Lets assume that there are finite integers $a$ and $b$ $$\frac{a}{b}=e=\sum_{i=1}^\infty\frac{1}{i!}$$
Lets say there are integers $a_{n}$ and $b_{n}$: $$\frac{a_n}{b_n}=\sum_{i=1}^n\frac{1}{i!}$$ So $$\lim_{n\to \infty}\frac{a_n}{b_n}=\frac{a}{b}$$ Now $$\frac{a_{n+1}}{b_{n+1}}>\frac{a_{n}}{b_{n}}$$ and $$a_{n+1}>\frac{a_{n}b_{n+1}}{b_{n}}$$ But $$\frac{b_{n+1}}{b_n} \ge n \implies a_{n+1}\ge a_{n}n$$ And as $a_n$ is integer, the $\lim_{n\to\infty}a_n=\infty$. So $a_n$ can not be a finite integer.

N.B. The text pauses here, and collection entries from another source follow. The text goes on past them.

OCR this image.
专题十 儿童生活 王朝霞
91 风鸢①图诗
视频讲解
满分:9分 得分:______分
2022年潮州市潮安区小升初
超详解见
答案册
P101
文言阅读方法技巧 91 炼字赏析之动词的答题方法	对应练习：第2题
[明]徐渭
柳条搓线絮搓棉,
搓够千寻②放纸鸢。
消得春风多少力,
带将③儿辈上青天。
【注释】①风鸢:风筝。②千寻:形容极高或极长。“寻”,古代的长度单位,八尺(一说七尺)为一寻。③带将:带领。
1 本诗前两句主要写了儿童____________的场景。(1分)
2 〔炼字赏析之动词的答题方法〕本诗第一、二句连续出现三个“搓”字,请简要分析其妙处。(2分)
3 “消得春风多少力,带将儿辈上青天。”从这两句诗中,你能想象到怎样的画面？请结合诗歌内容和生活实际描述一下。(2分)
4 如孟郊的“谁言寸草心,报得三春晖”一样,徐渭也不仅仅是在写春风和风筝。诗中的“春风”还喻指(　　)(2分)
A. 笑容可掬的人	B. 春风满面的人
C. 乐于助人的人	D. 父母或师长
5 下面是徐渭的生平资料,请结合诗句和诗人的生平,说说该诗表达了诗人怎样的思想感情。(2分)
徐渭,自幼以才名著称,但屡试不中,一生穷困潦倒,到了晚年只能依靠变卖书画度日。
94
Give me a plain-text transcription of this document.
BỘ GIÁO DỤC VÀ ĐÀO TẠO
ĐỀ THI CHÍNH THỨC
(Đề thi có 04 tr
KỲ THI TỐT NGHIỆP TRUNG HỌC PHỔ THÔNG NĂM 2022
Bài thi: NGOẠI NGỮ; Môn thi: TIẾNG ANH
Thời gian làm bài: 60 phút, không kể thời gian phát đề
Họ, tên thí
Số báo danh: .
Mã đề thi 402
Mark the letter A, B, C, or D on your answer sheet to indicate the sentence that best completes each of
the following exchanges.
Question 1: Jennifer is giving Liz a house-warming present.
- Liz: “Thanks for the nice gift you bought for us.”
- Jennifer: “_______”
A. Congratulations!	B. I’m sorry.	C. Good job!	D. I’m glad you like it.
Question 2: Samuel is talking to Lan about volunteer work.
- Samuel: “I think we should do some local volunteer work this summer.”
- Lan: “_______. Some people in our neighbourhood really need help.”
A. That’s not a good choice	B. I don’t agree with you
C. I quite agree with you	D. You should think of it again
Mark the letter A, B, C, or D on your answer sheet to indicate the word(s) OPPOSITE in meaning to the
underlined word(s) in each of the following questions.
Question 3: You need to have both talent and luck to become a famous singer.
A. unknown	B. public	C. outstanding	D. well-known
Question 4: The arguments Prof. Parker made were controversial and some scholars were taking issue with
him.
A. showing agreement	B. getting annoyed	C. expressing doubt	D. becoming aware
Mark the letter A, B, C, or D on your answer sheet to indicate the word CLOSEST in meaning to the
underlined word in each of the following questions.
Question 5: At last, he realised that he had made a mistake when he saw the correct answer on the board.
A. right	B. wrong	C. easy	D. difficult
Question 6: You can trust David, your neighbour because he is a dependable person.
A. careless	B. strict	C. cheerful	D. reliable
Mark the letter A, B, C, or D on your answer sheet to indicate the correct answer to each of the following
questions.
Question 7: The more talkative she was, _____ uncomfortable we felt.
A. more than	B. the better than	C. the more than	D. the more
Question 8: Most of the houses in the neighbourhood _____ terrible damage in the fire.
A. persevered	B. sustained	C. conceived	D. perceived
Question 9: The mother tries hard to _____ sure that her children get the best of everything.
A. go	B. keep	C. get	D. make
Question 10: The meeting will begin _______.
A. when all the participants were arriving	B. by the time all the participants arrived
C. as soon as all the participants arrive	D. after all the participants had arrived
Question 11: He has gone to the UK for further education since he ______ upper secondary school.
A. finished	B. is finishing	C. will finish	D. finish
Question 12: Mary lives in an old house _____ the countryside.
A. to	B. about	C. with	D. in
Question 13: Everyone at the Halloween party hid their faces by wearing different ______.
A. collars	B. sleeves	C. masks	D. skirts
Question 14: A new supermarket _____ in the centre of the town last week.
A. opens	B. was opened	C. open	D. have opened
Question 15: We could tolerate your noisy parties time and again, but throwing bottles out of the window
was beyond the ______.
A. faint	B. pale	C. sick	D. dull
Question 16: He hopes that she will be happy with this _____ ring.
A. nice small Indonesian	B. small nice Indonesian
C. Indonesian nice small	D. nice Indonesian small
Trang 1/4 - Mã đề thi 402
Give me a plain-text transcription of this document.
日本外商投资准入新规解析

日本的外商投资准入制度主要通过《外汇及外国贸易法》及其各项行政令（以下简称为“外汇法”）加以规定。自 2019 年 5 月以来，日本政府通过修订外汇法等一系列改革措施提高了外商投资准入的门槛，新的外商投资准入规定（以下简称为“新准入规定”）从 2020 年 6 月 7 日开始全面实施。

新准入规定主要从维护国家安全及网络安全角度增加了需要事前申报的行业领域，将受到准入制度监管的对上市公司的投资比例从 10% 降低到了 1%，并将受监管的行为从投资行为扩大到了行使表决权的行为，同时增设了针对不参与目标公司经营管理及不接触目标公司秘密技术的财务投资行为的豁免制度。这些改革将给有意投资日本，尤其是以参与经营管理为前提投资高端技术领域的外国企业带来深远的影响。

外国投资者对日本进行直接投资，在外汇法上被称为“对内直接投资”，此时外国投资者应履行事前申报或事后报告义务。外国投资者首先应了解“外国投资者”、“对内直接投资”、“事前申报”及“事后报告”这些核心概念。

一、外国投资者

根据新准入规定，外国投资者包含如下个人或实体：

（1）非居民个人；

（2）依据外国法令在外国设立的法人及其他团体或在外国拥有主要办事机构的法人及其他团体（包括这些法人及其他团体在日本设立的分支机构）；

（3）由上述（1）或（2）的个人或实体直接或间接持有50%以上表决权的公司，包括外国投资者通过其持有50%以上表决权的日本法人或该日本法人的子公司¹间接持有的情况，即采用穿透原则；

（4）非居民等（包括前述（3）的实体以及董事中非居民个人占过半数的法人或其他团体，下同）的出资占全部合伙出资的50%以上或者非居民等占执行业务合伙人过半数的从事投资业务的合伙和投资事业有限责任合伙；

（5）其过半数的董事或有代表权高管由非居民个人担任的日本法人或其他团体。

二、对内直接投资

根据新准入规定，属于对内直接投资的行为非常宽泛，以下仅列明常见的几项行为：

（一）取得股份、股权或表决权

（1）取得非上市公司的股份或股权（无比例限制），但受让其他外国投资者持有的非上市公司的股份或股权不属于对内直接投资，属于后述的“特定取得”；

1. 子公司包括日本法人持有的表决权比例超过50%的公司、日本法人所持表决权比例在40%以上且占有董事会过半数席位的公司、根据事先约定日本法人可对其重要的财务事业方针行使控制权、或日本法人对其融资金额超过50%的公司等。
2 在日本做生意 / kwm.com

The main flaw in your argument is that $\lim_{n \to\infty}\frac{a_n}{b_n}=\frac{a}{b}$ does not imply $a_n \to a$ and $b_n \to b$ (even if all fractions are in reduced form). A simple example is $$ \lim_{n \to\infty}\frac{1 + n}{1 + 2n} = \frac 12 \, . $$
You also stated without proof that $\frac{b_{n+1}}{b_n} \ge n$ (which may be true or not).